Barometer Bali | Denpasar – Pemerintah Provinsi (Pemprov) Bali bakal membangun fasilitas waste to energy (WTE) atau pengelolaan sampah menjadi energi listrik. Kepala Dinas Lingkungan Hidup Provinsi Bali, Made Rentin, menjelaskan bahwa proyek strategis nasional ini kini memasuki tahap final penentuan lokasi, dengan lahan baru yang akan dibangun di kawasan Pelindo, Denpasar Selatan.
“WTE atau waste to energy, kalau dalam istilah Indonesianya adalah pengelolaan sampah menjadi energi listrik (PSEL).

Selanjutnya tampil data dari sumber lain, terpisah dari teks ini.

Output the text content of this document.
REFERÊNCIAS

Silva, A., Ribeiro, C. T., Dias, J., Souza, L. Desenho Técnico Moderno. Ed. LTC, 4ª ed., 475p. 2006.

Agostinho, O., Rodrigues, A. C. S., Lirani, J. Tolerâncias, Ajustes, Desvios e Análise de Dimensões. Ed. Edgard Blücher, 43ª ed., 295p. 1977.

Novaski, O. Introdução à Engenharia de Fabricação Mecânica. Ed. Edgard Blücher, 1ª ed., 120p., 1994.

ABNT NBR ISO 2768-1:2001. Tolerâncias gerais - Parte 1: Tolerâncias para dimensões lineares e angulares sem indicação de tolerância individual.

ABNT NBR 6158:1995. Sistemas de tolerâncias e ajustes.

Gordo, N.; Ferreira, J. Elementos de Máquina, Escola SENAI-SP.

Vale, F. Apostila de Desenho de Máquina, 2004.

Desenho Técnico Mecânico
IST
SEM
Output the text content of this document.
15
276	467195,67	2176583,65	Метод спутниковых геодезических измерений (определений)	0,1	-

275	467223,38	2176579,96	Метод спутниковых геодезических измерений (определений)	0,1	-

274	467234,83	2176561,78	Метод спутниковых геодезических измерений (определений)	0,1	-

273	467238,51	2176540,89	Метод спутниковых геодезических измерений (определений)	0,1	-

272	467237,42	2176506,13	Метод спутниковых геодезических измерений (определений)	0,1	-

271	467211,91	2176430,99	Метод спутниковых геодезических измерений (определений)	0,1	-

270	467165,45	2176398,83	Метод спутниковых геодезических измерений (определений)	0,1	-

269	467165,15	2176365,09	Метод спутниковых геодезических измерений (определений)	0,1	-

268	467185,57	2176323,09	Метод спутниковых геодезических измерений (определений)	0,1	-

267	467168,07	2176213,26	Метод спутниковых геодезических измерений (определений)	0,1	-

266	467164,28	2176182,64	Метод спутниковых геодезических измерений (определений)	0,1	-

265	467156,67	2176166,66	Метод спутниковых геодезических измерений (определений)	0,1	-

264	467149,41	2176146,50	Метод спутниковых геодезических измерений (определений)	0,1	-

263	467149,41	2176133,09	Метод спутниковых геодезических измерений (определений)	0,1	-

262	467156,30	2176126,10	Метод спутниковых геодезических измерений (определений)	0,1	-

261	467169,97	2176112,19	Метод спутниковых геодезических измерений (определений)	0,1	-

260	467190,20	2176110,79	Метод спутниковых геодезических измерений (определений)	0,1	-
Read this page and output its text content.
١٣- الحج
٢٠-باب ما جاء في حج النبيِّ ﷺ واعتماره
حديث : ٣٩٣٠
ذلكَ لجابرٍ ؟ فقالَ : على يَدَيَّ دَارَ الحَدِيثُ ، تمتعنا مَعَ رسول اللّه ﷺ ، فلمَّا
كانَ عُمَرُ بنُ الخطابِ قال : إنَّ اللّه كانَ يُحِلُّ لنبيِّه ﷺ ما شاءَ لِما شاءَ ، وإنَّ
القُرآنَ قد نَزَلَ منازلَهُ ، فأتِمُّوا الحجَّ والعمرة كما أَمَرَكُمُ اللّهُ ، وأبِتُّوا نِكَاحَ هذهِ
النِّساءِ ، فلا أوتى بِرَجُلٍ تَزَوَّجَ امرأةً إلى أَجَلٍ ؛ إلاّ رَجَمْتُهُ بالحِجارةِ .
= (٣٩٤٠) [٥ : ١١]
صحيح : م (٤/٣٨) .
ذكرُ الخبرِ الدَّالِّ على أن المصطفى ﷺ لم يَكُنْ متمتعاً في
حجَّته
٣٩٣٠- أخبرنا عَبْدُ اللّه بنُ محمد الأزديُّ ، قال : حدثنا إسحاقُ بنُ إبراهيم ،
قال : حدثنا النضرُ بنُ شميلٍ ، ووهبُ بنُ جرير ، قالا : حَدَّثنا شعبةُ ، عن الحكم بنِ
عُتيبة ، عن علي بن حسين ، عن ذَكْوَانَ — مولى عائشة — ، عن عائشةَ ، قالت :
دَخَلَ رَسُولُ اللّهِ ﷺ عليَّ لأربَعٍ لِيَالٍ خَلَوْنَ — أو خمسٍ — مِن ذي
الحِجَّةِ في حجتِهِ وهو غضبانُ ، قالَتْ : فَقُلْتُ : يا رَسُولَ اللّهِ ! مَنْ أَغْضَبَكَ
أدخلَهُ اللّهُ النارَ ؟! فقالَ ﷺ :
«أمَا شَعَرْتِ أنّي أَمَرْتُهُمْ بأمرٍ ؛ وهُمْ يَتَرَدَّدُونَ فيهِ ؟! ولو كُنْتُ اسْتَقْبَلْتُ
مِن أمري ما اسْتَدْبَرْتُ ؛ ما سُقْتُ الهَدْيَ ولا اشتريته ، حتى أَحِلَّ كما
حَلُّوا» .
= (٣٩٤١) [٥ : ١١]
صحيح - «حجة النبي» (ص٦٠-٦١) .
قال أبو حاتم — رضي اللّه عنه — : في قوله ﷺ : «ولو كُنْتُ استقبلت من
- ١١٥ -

Kami sedang berproses, dan akhirnya sampai pada keputusan, terutama terkait lokasi. Setelah melalui berbagai pertimbangan dan kajian, diputuskan untuk dibangun di kawasan Pelindo Denpasar,” ungkap Made Rentin di sela-sela acara Pelatihan Penigkatan Kapasitas Jurnalis Peliputan Bencana Alam yang digelar Jawa Pos TV Bali bersama BMKG di Quest Hotel San Denpasar, Sabtu (4/10/2025).
Menurut Rentin, lahan yang disiapkan seluas 16,5 hektare, dengan sekitar 6 hektare di antaranya akan digunakan khusus untuk fasilitas pengolahan sampah menjadi energi listrik. Penetapan lokasi ini telah disepakati bersama oleh Gubernur Bali, Bupati Badung, dan Wali Kota Denpasar, karena dinilai paling representatif serta sesuai dengan tata ruang pengembangan energi terbarukan.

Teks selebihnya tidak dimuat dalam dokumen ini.